Molo Church: “The Feminist Church”
St. Anne Parish Church, generally known as Molo Church is probably the second most popular and visually artistic church in the Province of Iloilo after Miag-ao Church, which is listed as one of UNESCO’s World Heritage Sites. The Gothic designed church is located in the District of Molo, Iloilo City, Philippines. Coupled with the newly renovated Molo plaza, this place is one of the most visited tourist attractions in the city.
The Church was built under the supervision of Father Pablo Montaño in 1831. It was completed by Father Agapito Buenaflor under the direction of Don Jose Manuel Locsin.
This European Gothic inspired church is very famous for its two pyramidal red spires. Just like most churches during that era, it was made from coral rocks and limestone, and they used egg white with sand to prop it all up since cement was not yet readily available at that time.

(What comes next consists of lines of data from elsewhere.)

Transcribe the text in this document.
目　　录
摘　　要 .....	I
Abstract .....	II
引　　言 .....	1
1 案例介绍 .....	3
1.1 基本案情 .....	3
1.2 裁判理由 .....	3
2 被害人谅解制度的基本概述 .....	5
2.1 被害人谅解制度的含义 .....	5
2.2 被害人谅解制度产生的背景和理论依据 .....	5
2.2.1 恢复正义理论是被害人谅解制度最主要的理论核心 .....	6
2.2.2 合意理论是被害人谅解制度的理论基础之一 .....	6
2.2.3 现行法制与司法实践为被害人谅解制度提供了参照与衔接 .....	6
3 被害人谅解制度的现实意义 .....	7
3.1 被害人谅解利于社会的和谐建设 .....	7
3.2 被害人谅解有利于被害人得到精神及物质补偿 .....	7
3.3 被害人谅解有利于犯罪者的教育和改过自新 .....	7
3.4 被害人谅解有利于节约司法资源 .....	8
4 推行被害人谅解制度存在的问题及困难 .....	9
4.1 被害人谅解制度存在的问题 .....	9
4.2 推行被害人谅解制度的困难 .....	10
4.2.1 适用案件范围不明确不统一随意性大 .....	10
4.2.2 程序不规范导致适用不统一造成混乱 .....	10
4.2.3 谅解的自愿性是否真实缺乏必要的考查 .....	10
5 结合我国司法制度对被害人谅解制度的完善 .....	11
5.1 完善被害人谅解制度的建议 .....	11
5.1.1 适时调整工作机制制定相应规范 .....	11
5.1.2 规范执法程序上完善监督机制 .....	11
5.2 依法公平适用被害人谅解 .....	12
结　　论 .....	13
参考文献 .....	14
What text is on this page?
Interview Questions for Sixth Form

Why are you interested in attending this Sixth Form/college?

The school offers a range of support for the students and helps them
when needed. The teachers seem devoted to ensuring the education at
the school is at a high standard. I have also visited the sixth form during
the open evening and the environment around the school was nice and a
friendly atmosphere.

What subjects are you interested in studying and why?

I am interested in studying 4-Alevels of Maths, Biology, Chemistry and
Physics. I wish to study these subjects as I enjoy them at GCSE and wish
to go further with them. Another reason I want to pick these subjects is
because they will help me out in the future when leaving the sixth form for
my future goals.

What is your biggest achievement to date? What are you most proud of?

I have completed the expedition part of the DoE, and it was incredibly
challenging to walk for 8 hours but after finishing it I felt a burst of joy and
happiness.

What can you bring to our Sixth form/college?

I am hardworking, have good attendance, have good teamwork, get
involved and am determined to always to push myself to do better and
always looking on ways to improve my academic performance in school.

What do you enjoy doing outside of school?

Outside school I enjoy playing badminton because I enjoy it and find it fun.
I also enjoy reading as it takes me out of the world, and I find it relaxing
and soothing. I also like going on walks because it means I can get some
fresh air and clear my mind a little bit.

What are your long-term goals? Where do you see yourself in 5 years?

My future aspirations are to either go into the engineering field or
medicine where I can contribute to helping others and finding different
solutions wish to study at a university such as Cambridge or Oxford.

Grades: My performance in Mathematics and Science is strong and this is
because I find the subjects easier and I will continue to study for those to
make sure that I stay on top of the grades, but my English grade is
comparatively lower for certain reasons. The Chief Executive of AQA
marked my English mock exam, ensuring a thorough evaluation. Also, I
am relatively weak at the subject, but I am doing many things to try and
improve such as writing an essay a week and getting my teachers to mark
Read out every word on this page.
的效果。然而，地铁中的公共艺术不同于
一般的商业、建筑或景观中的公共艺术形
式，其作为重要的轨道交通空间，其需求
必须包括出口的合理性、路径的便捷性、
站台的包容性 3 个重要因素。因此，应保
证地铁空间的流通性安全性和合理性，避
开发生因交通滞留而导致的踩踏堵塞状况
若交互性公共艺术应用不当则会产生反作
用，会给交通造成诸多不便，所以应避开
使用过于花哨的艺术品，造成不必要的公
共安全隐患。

The symmetrical spires in crimson red colour are striking especially when hit by the rays of the sun. This architectural jewel is one of the most distinctive high-rise structures dominating Iloilo City’s skyline.
You might think that through time, and after the damages inflicted by the World War II and other unfortunate circumstances, only the exterior was preserved. Just wait until you get a peek inside. The interior of the church is without a doubt, Gothic inspired. You can see five wooden gothic altars inside. The main altar is bordered with gold linings , making its magnificence timeless. In broad day light, it shimmers as light passing through the windows strike at it, and at night time, it gives the altar a majestic glow.
Facing Molo Church is the district plaza which patterns the typical Spanish-colonial towns in Iloilo. It has recently undergone a 7-million pesos worth of renovation. The most popular landmark is the gazebo housing six (6) Greek goddesses. The plaza maintains its reputation to be friendly and safe as it provides a cozy place to unwind and is well-lit at night. It is best to visit the plaza at night during the Christmas season as the trees are filled with lanterns. Adding to the good ambiance is the freshly baked “bibingka” being sold in front of the plaza.
Church of St. Anne as the Feminist Church:
Looking closely at the details of the interior, you will then understand why it was coined as The Feminist Church. The centrepiece holds the image of the patron saint, St. Anne. Aside from the patron saint of the parish being a woman, the aisle pillars on both sides hold statues of sixteen (16) female saints. In addition, the choices of pastel colours in most of the paintings contribute to the femininity of the church.
Trivia on Molo Church:
The church served as an evacuation centre for civilians during the World War II.
It was declared as a National Landmark in 1992.
Philippine’s national hero, Dr. Jose Rizal, made several visits to pray and view its biblical paintings which, sad to say, no longer exists.
In August 4, 1886, this majestic church was said to have caught the attention of Dr. Jose Rizal, on his way back to Manila from his exile in Dapitan, as he said the words “La Iglesia bonita”, recognizing it’s beauty.